The cast features Antonio Torres (Bobby Strong), Anthony Kehs (Officer Lockstock), Cally Williams (Hope Cladwell), Alby Lopuhovsky (Cladwell Cladwell), Sarah Pugliese (Penelope Pennywise), Gabby Greffen (Little Sally), Hope Jacobus (Mr. McQueen), Jacob Cintronelle (Officer Barrel), Caleb Flannery (Senator Fipp), Elias Brix (Dr. Billeaux/Tiny Tom), Abby Olander (Cladwell’s Secretary), Elena Disciullo (Mrs. Millenium), John Quick (Joseph “Old Man” Strong), Geanna Kirchner (Josephine “Old Ma” Strong), Rocco Pugliese (Hot Blades Harry), Charley Cain (Robby the Stockfish), Gabbi Howe (Billy Boy Bill), Sammie Gashi (Little Becky Two Shoes), Isa Mendez (Soupy Sue), Carolynn Jewell (Ensemble), Caitlin Barton (Ensemble) and Ella Villani (Ensemble).
The associate director is Maddie Meier, the production stage manager is Noah Dixon and the assistant stage managers are Melissa Reyes and Lacey Rinker.
Gibbons considers Urinetown a mega-musical, with every song feeling important and epic. “There are production numbers that last for 10 minutes,” says Gibbons. “It is such a joy as a director and as an artist to think, ‘Okay, how do we wrap our heads around huge production number after huge production number, while also honoring the satirical comedy and its musical theater structure?’ It’s been a blast.”
Just because there’s no fluff doesn’t mean there are no laughs. “It’s funny and dark and twisted,” says Gibbons. Urinetown gives a nod to the realism of Berthold Brecht and explores the dangers of unchecked capitalism while at the same time featuring the Urine Good Company and poking fun at the musical theatre genre. The cast brings the funny by making sure the characters take the dystopian bathroom dilemma seriously.
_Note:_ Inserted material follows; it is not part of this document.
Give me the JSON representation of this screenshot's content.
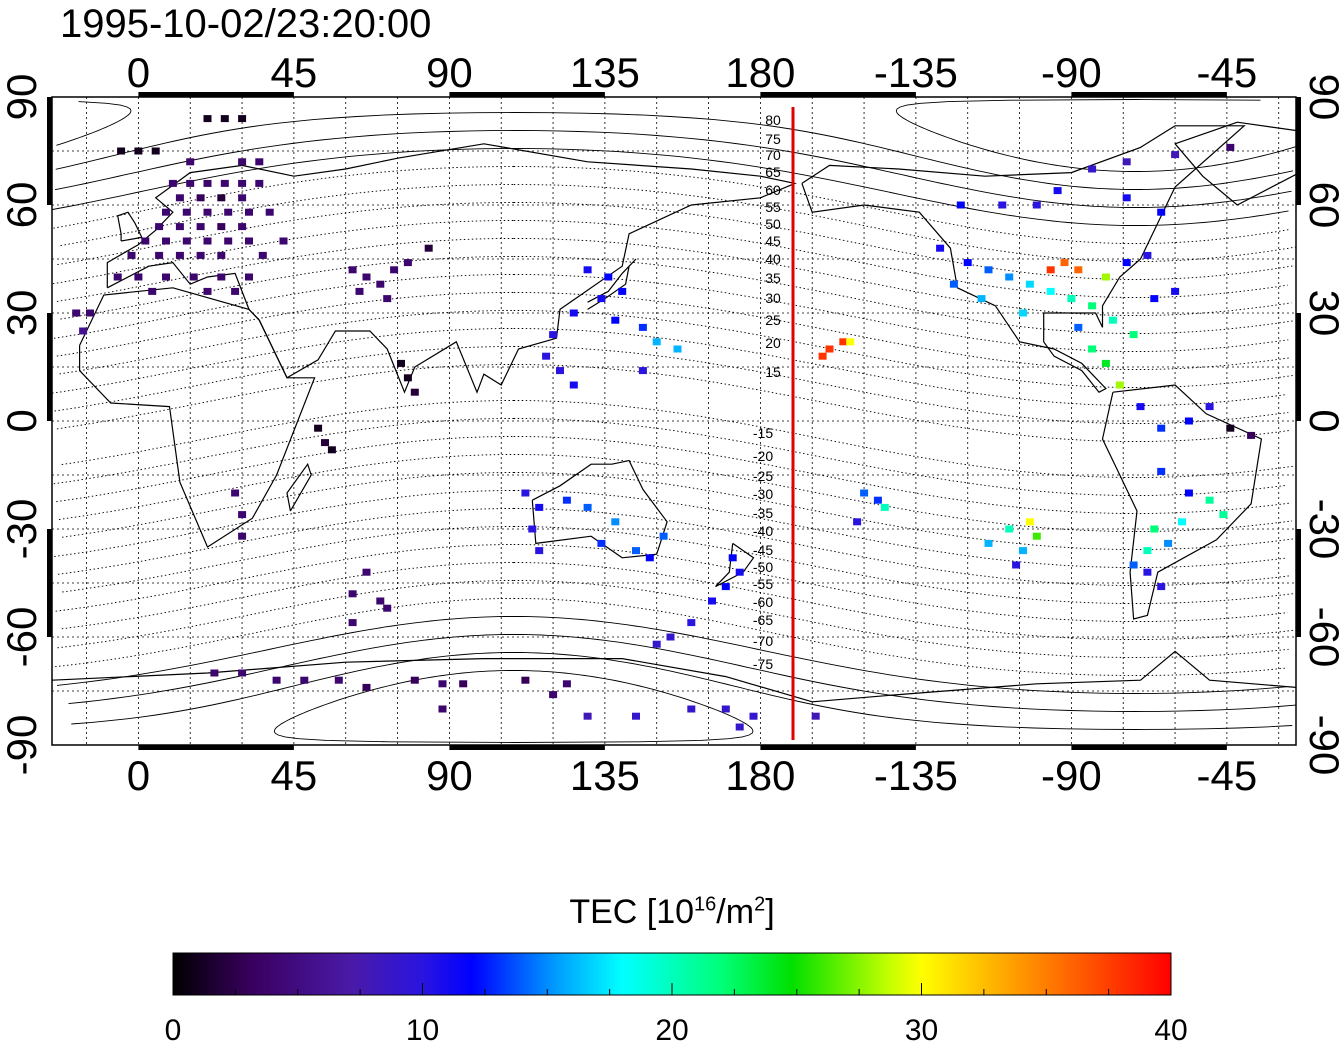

For Gibbons, helping the cast find balance between the show’s deep truths and broad humor is a vital part of pre-professional theatre training Wilkes offers. “It’s this comical, dystopian society, but it’s real for the characters. That’s where satire lives. When the students graduate and they get handed a script that lives in satire, they will have had the experience of their training program to know how to tackle that style of acting” he says.
As far as the style of the production itself, Gibbons didn’t want Wilkes University Theatre’s Urinetown to look like every other company’s version. While he was doing some research and planning, costume designer Bonnie Hall suggested a steampunk aesthetic, and the director felt a Urinetown built on gears, metal and pipes made perfect sense.
“We reimagined Urinetown as a society running on the fumes of a long-dead industrial age, with characters desperately clinging to the gears and the machinery of a broken world,” says Gibbons.
Though Urinetown takes a critical look at problems with the environment, capitalism, politics and power that may mirror current events, Gibbons hopes audience members will come out to find some light — and plenty of laughs — in the darkness.
“Art in itself is inherently political because it’s commenting on something in our society, but it doesn’t always have to be heavy,” says Gibbons. “Come experience a sense of joy and community and hope, and maybe leave thinking about how we’re all parts of the cog that can make our world better.”
Urinetown
Performed by Wilkes University Theatre at the Dorothy Dickson Darte Center for the Performing Arts
Thursday, Feb. 19 | 8 p.m.
Friday, Feb. 20 | 8 p.m.
Saturday, Feb. 21 | 2 p.m.
Saturday, Feb. 21 | 8 p.m.
Sunday, Feb. 22 | 2 p.m.
Tickets are available online at wilkes.edu/theatre. Cost is $20 for general admission, $15 for non-Wilkes students/senior citizens and free for Wilkes students, faculty and staff. The box office will open one hour before curtain for purchases in person.